When this phone call happened, it was 2011 and it must have been July. At the time I was working on deliveries and had a few clients for whom I did social media consultancy, I wasn’t really a community manager because I just pointed the way and accompanied the projects. A while earlier, for example, I had worked on the Esporão blog. But between life’s stumbling blocks and my lack of experience, I was still learning everything.

I’d already worked for communication agencies where things didn’t go so well. I came from an academic background, having taught Public Relations online in Cape Verde, and I didn’t fit in at the agencies where we were all still figuring out how to work in a digital landscape.

I wasn’t in the best state of my life. Frustrated and depressed by the difficulty of getting a job in Communications. I kept in touch with small projects that came up and wrote this blog as a way of showing my competence in the area. “Drink your own poison.”

At that time there was no specific training for digital communication. Universities called in as many specialists as they could to teach modules outside their bachelor’s and master’s degrees. On the other side, independent schools and training centers were only able to teach how to operate the tools.

A few days after that phone call, I was parking the delivery van in front of Fullsix to have a little chat with Armando Alves. We already knew each other from this blog. We had also crossed paths when I helped organize the Social and Human Ideas For Technology (SHiFT) conference and some meet-ups.

We talked for almost 3 years and I learned a lot during my time at Fullsix. I was lucky enough to work with some of the biggest brands in Portugal and to be involved in strategy proposals for new clients.

At the agency we learned from each other and outside the agency I followed the blogs of agencies and professionals with a good digital presence. The team was small but organized and had a solid working method. Armando insisted on reports focused on what mattered to the client and without vanity metrics.

Each community manager made their own reports and this gave us a clearer view of what worked best.
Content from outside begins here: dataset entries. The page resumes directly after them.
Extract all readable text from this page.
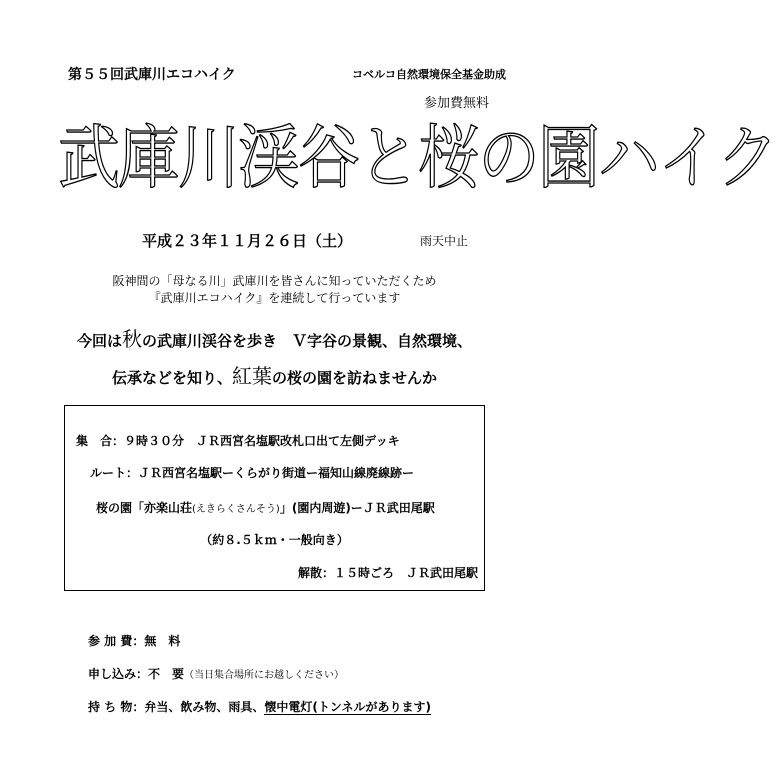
第５５回武庫川エコハイク	コベルコ自然環境保全基金助成
参加費無料
武庫川渓谷と桜の園ハイク
平成２３年１１月２６日（土）	雨天中止
阪神間の「母なる川」武庫川を皆さんに知っていただくため
『武庫川エコハイク』を連続して行っています
今回は秋の武庫川渓谷を歩き　Ｖ字谷の景観、自然環境、
伝承などを知り、紅葉の桜の園を訪ねませんか
集　合：９時３０分　ＪＲ西宮名塩駅改札口出て左側デッキ
ルート：ＪＲ西宮名塩駅ーくらがり街道ー福知山線廃線跡ー
桜の園「亦楽山荘(えきらくさんそう)」(園内周遊)ーＪＲ武田尾駅
（約８.５ｋｍ・一般向き）
解散：１５時ごろ　ＪＲ武田尾駅
参 加 費：無　料
申し込み：不　要（当日集合場所にお越しください）
持 ち 物：弁当、飲み物、雨具、懐中電灯(トンネルがあります)
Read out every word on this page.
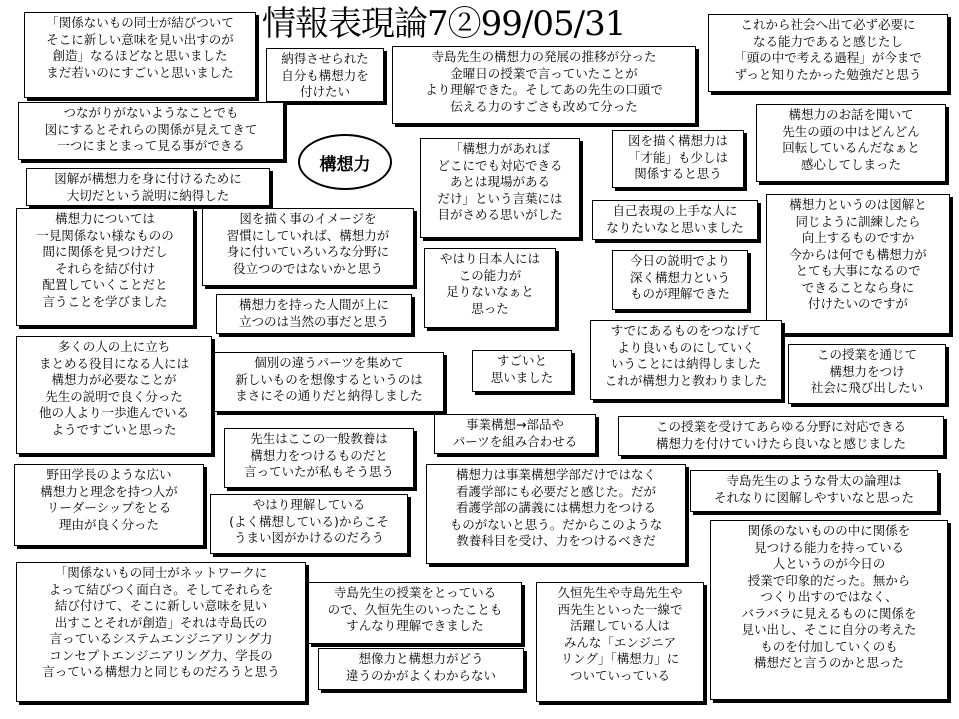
情報表現論7②99/05/31
構想力
「関係ないもの同士が結びついて
そこに新しい意味を見い出すのが
創造」なるほどなと思いました
まだ若いのにすごいと思いました
納得させられた
自分も構想力を
付けたい
寺島先生の構想力の発展の推移が分った
金曜日の授業で言っていたことが
より理解できた。そしてあの先生の口頭で
伝える力のすごさも改めて分った
これから社会へ出て必ず必要に
なる能力であると感じたし
「頭の中で考える過程」が今まで
ずっと知りたかった勉強だと思う
つながりがないようなことでも
図にするとそれらの関係が見えてきて
一つにまとまって見る事ができる	「構想力があれば
どこにでも対応できる
あとは現場がある
だけ」という言葉には
目がさめる思いがした
図を描く構想力は
「才能」も少しは
関係すると思う
構想力のお話を聞いて
先生の頭の中はどんどん
回転しているんだなぁと
感心してしまった
図解が構想力を身に付けるために
大切だという説明に納得した
構想力については
一見関係ない様なものの
間に関係を見つけだし
それらを結び付け
配置していくことだと
言うことを学びました
図を描く事のイメージを
習慣にしていれば、構想力が
身に付いていろいろな分野に
役立つのではないかと思う
自己表現の上手な人に
なりたいなと思いました
構想力というのは図解と
同じように訓練したら
向上するものですか
今からは何でも構想力が
とても大事になるので
できることなら身に
付けたいのですが
やはり日本人には
この能力が
足りないなぁと
思った
今日の説明でより
深く構想力という
ものが理解できた
構想力を持った人間が上に
立つのは当然の事だと思う
すでにあるものをつなげて
より良いものにしていく
いうことには納得しました
これが構想力と教わりました
多くの人の上に立ち
まとめる役目になる人には
構想力が必要なことが
先生の説明で良く分った
他の人より一歩進んでいる
ようですごいと思った
個別の違うパーツを集めて
新しいものを想像するというのは
まさにその通りだと納得しました
すごいと
思いました
この授業を通じて
構想力をつけ
社会に飛び出したい
事業構想→部品や
パーツを組み合わせる
この授業を受けてあらゆる分野に対応できる
構想力を付けていけたら良いなと感じました
先生はここの一般教養は
構想力をつけるものだと
言っていたが私もそう思う
野田学長のような広い
構想力と理念を持つ人が
リーダーシップをとる
理由が良く分った
構想力は事業構想学部だけではなく
看護学部にも必要だと感じた。だが
看護学部の講義には構想力をつける
ものがないと思う。だからこのような
教養科目を受け、力をつけるべきだ
寺島先生のような骨太の論理は
それなりに図解しやすいなと思った
やはり理解している
(よく構想している)からこそ
うまい図がかけるのだろう	関係のないものの中に関係を
見つける能力を持っている
人というのが今日の
授業で印象的だった。無から
つくり出すのではなく、
バラバラに見えるものに関係を
見い出し、そこに自分の考えた
ものを付加していくのも
構想だと言うのかと思った
「関係ないもの同士がネットワークに
よって結びつく面白さ。そしてそれらを
結び付けて、そこに新しい意味を見い
出すことそれが創造」それは寺島氏の
言っているシステムエンジニアリング力
コンセプトエンジニアリング力、学長の
言っている構想力と同じものだろうと思う
寺島先生の授業をとっている
ので、久恒先生のいったことも
すんなり理解できました
久恒先生や寺島先生や
西先生といった一線で
活躍している人は
みんな「エンジニア
リング」「構想力」に
ついていっている
想像力と構想力がどう
違うのかがよくわからない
With this, the team achieved a consistency of results that didn’t go unnoticed.

When the agency became too small, we moved into different fields, always with the aim of diversifying our skills.

  • User Experience
  • Analytics
  • Paid Media
  • Copywriting
  • Branding

Working in digital communication requires knowing one of its disciplines very well, and never forgetting that there are others that need to be coordinated. We are better at our profession if we know a little about each discipline.

A lot has changed since the Wild West I met in 2006. There is training at all levels, from undergraduate to MBA. We know what works and how to have a working method. What hasn’t changed is that there are still less serious professionals who promise the world. This is a scourge for all areas, not just ours.
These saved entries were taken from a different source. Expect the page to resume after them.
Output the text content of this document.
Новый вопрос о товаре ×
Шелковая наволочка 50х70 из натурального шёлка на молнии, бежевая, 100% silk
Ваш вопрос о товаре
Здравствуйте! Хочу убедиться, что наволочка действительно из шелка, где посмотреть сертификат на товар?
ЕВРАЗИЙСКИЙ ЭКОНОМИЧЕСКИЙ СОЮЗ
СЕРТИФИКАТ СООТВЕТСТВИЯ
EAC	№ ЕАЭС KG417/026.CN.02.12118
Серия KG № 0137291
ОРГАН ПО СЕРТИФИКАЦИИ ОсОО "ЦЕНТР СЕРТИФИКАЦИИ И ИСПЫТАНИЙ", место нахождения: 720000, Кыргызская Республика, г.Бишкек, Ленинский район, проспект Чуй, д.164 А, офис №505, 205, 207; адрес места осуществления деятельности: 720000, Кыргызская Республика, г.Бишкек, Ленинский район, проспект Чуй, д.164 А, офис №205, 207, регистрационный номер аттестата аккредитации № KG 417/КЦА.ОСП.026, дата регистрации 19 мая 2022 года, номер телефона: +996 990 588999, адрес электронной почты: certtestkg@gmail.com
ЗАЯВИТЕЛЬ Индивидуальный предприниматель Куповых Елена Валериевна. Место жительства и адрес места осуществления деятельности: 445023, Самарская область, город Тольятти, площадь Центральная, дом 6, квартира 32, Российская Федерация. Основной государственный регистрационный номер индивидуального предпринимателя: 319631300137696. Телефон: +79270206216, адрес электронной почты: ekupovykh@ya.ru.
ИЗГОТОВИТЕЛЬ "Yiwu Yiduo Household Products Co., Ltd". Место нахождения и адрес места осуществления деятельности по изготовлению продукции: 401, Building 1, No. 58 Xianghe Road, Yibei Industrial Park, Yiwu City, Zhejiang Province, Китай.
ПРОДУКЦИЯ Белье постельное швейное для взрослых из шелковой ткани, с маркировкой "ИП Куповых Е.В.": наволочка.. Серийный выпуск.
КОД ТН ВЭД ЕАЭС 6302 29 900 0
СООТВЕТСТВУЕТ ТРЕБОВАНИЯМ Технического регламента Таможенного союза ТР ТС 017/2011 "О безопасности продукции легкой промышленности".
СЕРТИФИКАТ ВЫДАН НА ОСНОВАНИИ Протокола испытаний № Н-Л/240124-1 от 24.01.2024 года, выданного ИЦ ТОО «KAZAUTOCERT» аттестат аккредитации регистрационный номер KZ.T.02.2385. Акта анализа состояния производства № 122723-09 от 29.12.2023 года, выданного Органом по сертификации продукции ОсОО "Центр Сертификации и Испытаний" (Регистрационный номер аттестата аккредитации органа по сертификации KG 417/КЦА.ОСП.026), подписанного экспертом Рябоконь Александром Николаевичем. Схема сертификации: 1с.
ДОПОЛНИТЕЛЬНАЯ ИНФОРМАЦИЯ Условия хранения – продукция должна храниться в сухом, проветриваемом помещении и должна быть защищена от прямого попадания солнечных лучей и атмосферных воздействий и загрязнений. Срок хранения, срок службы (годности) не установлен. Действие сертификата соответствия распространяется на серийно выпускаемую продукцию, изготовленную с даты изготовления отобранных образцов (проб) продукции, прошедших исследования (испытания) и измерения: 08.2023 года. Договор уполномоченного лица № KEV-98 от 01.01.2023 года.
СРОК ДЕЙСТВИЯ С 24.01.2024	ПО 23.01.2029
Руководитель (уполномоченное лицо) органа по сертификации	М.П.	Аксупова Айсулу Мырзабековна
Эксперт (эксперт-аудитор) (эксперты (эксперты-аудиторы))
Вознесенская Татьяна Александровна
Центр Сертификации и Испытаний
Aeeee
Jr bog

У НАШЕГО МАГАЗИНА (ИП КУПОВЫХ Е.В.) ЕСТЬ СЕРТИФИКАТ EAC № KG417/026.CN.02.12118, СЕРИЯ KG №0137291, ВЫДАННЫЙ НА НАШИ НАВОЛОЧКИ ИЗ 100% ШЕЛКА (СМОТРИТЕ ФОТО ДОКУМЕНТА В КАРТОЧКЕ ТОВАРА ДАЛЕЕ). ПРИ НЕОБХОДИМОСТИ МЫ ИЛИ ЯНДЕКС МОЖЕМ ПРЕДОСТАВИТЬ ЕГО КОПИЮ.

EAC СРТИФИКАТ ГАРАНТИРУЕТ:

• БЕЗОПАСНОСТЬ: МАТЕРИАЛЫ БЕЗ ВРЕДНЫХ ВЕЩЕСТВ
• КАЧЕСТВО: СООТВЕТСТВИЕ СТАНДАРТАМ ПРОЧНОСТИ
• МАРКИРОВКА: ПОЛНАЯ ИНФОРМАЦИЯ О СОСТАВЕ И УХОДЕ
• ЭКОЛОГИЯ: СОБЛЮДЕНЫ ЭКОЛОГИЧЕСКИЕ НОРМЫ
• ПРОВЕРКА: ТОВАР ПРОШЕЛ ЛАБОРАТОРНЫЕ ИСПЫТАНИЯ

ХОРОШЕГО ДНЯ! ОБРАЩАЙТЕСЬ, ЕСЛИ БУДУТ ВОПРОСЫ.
There are also professionals on the client side who are missing fundamental concepts of what communication is, whether digital or classic. And on the agency side, there are even people who feed off their clients’ ignorance in order to sell more services or to embellish results.
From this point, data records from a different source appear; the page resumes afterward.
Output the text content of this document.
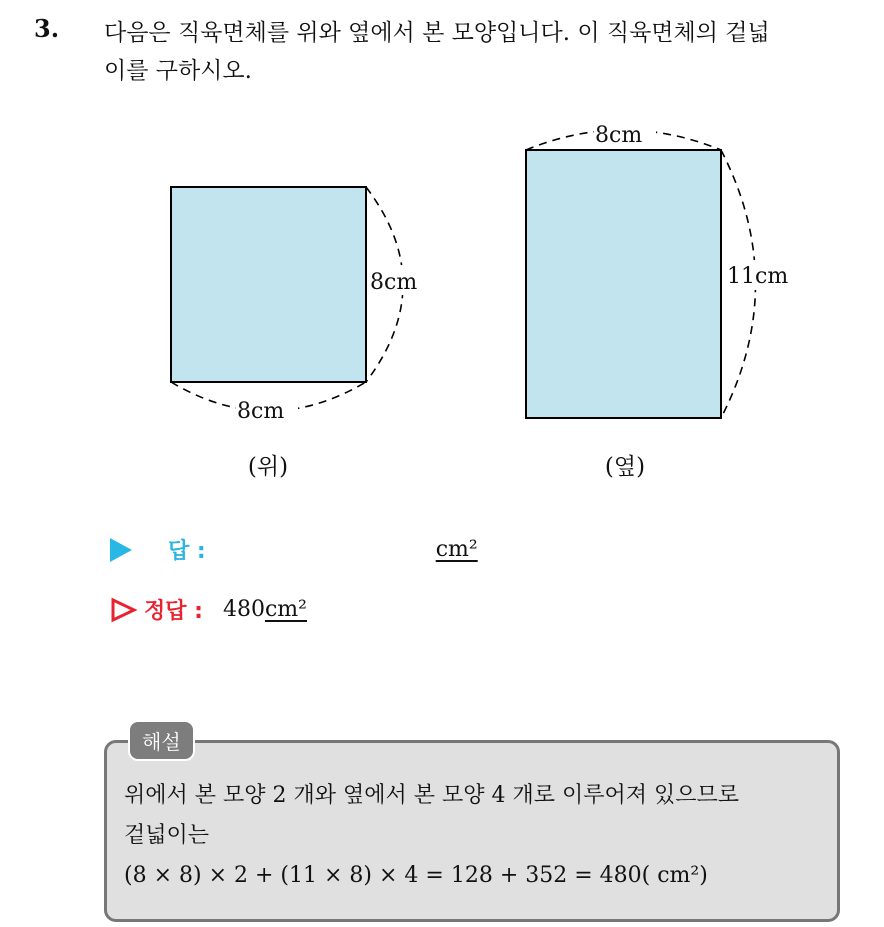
3. 다음은 직육면체를 위와 옆에서 본 모양입니다. 이 직육면체의 겉넓
이를 구하시오.
8cm
8cm
(위)
8cm
11cm
(옆)
답 :	cm²
정답 : 480 cm²
해설
위에서 본 모양 2 개와 옆에서 본 모양 4 개로 이루어져 있으므로
겉넓이는
(8 × 8) × 2 + (11 × 8) × 4 = 128 + 352 = 480( cm²)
There is a solution to this lack of knowledge, but we need to be open to it. Unfortunately, there are communications offices that are stuck in the 30s and 40s and think that all communication is propaganda. I give all my admiration to the professionals who are trying to evangelize these lost souls.

**And what can I say to someone who wants to work in communications strategy?

No matter how much training there is, it will never replace experience and that’s ungrateful. I say thankless because you’re lucky enough to be able to work for brands with dynamic communication and have colleagues you can learn from.

It’s unfortunate because not all training is equal and access to opportunities doesn’t just depend on merit. And it’s unfortunate because it’s essential to work with people who can convey the sensitivity needed to understand the various audiences and help us hone our intuition.

Every social network has communities with their own culture, values and rituals. And as communications professionals we need to be able to observe and identify these elements. You need to be an anthropologist to know how to choose channels, content and formats.

The greatest ingratitude is that today the job market is flooded with professionals who, after just a few months’ training, think they’re ready to work in any context or on any brand. They’re not bad people, but they’ve been injected with a dose of synthetic confidence by someone who just wants to sell more courses.

This crowd generates two types of noise. The first makes it difficult to find competent professionals, and the second fills people’s heads with assumptions and superstitions about how algorithms and social networks work.

Of course, it’s not all doom and gloom in the world of communication in Portugal.

Universities have improved their curricula, agencies have improved their working methods and some clients are more demanding. What we need now is a more direct path from academic training to participation in the job market. Ideally, with the necessary certifications so that those coming from other areas can be confident that they have obtained the necessary knowledge and skills.

The photo illustrating this article is my desk when I was at Fullsix. That computer was my only working tool. The typography was what was on the walls of the agency and reflected the conversation of the open space. More than 10 years have passed, but I bet the same and similar phrases still echo through the corridors of the agencies.